In the Huckabay firm's motion to dismiss, it said the lawsuit's negligence claim has a three-year statute of limitations in Arkansas, which would have required the lawsuit to be filed by July 31, 2017. They also argued that a second claim, brought under an Arkansas statute allowing civil remedies for human trafficking, has a five-year statute of limitations, which would have required the lawsuit to be filed by July 31.

In describing the treatment and therapy that Jane Doe underwent after being "rescued in June 2014 by the local non-profit shelter," the most recent version of the lawsuit asserts that she "was disabled and/or insane from July of 2014 through November of 2018. Therefore, [she] did not discover that Defendant Vijay Patel caused, was responsible for, or profited from the human trafficking until November, 2018."

Under the Arkansas human-trafficking law, the suit states, the statute of limitations for filing a civil action doesn't begin to run until a plaintiff discovers that a defendant caused, was responsible for, or profited from the trafficking.

The lawsuit alleges that Jane Doe was "physically beaten and choked multiple times per week by her trafficker. On numerous occasions, while she was being beaten, she screamed for her life with no response or help from hotel management or staff."

During her time there, the suit alleges, "the entire fourth floor was used for human trafficking. Every room on the fourth floor was occupied by other adult and minor females who were being trafficked and abused just like [her]. ... The noise level on the fourth floor was extremely high.
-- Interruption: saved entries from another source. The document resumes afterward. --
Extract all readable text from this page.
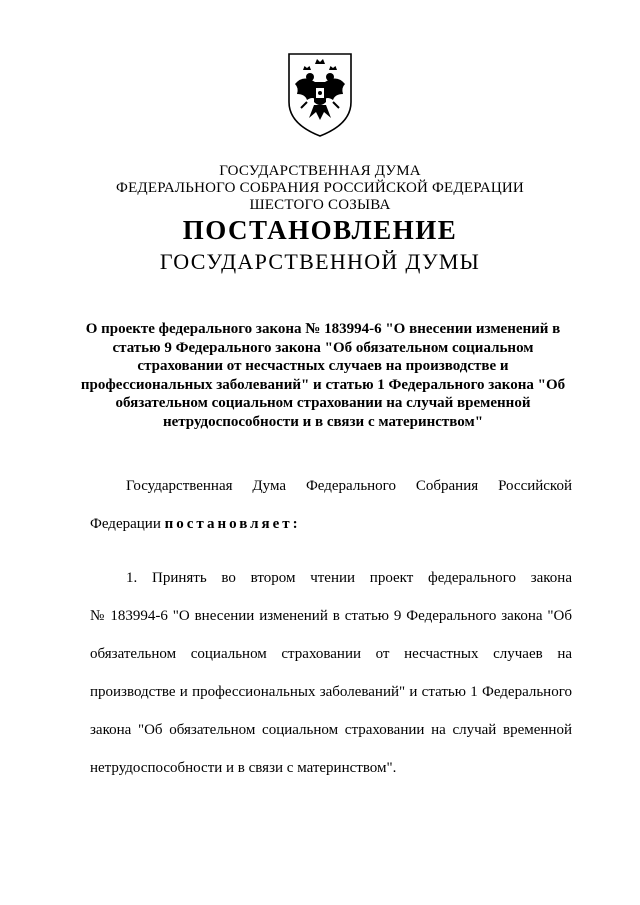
ГОСУДАРСТВЕННАЯ ДУМА
ФЕДЕРАЛЬНОГО СОБРАНИЯ РОССИЙСКОЙ ФЕДЕРАЦИИ
ШЕСТОГО СОЗЫВА
ПОСТАНОВЛЕНИЕ
ГОСУДАРСТВЕННОЙ ДУМЫ
О проекте федерального закона № 183994-6 "О внесении изменений в
статью 9 Федерального закона "Об обязательном социальном
страховании от несчастных случаев на производстве и
профессиональных заболеваний" и статью 1 Федерального закона "Об
обязательном социальном страховании на случай временной
нетрудоспособности и в связи с материнством"
Государственная Дума Федерального Собрания Российской
Федерации постановляет:
1. Принять во втором чтении проект федерального закона
№ 183994-6 "О внесении изменений в статью 9 Федерального закона "Об
обязательном социальном страховании от несчастных случаев на
производстве и профессиональных заболеваний" и статью 1 Федерального
закона "Об обязательном социальном страховании на случай временной
нетрудоспособности и в связи с материнством".
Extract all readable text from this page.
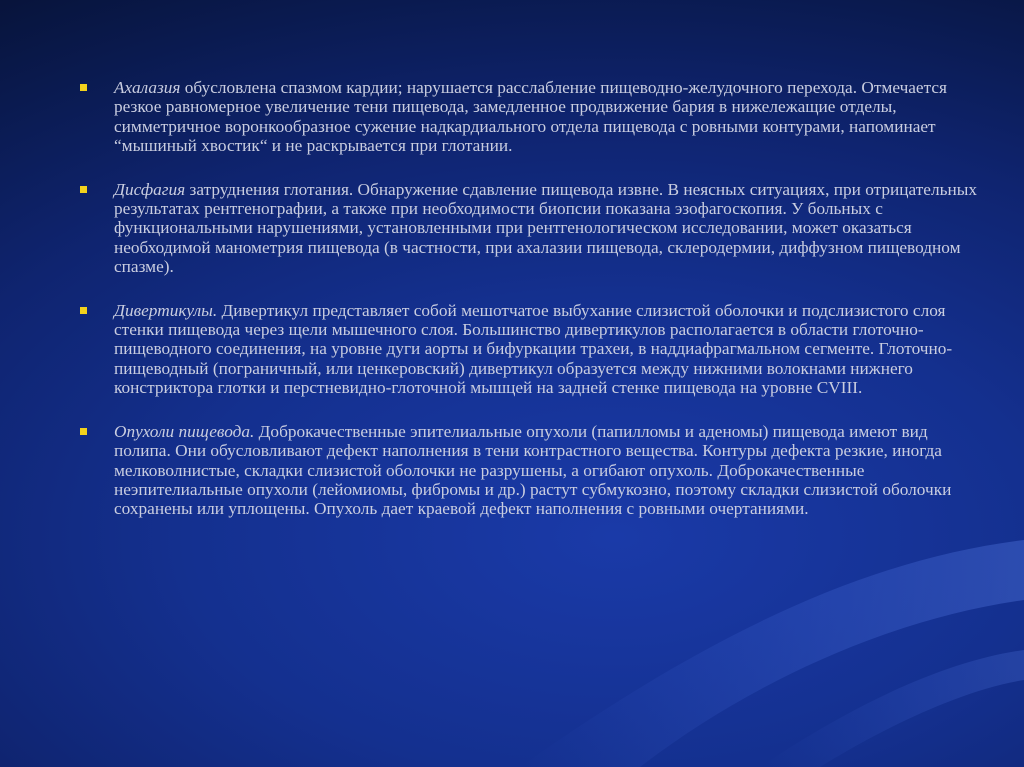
Ахалазия обусловлена спазмом кардии; нарушается расслабление пищеводно-желудочного перехода. Отмечается резкое равномерное увеличение тени пищевода, замедленное продвижение бария в нижележащие отделы, симметричное воронкообразное сужение надкардиального отдела пищевода с ровными контурами, напоминает “мышиный хвостик“ и не раскрывается при глотании.

Дисфагия затруднения глотания. Обнаружение сдавление пищевода извне. В неясных ситуациях, при отрицательных результатах рентгенографии, а также при необходимости биопсии показана эзофагоскопия. У больных с функциональными нарушениями, установленными при рентгенологическом исследовании, может оказаться необходимой манометрия пищевода (в частности, при ахалазии пищевода, склеродермии, диффузном пищеводном спазме).

Дивертикулы. Дивертикул представляет собой мешотчатое выбухание слизистой оболочки и подслизистого слоя стенки пищевода через щели мышечного слоя. Большинство дивертикулов располагается в области глоточно-пищеводного соединения, на уровне дуги аорты и бифуркации трахеи, в наддиафрагмальном сегменте. Глоточно-пищеводный (пограничный, или ценкеровский) дивертикул образуется между нижними волокнами нижнего констриктора глотки и перстневидно-глоточной мышцей на задней стенке пищевода на уровне CVIII.

Опухоли пищевода. Доброкачественные эпителиальные опухоли (папилломы и аденомы) пищевода имеют вид полипа. Они обусловливают дефект наполнения в тени контрастного вещества. Контуры дефекта резкие, иногда мелковолнистые, складки слизистой оболочки не разрушены, а огибают опухоль. Доброкачественные неэпителиальные опухоли (лейомиомы, фибромы и др.) растут субмукозно, поэтому складки слизистой оболочки сохранены или уплощены. Опухоль дает краевой дефект наполнения с ровными очертаниями.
Music played constantly and dozens of people occupied the floor, coming and going all hours of the day and night."

The suit alleges that the hotel issued about 10 active key cards for the room that Doe was held in, and said the phones in all the rooms were disconnected, preventing anyone from calling for help. Employees ignored her, even when she was clearly injured or in danger, it asserts.

Immediately after the paragraph alleging that Vijay Patel participated in and benefited from the sex trafficking, two entire paragraphs in the publicly filed document are blacked out.

The attorneys wrote that because of the physical and mental abuse that Jane Doe suffered at the hands of traffickers, she "suffered extreme mental distress, which manifested itself in her inability to accomplish tasks central to daily life, such as bathing, feeding herself, being in public, sleeping, thinking, and working."

It says she was given methamphetamine and became addicted, and later spent 30 days in an in-patient drug rehabilitation enter, followed by a year and a half in a sober-living home where she underwent extensive mental health counseling, and that she wasn't able to function normally until November 2018.

While the case is the first filed in Arkansas, similar lawsuits have been filed in other states. In December, a New York law firm, Weitz & Luxenberg, announced it had filed a multidistrict litigation petition against 12 U.S. hotel chains alleging corporate malfeasance for failing to safeguard against regular sex-trafficking on their properties and profiting from the trafficking through room rentals.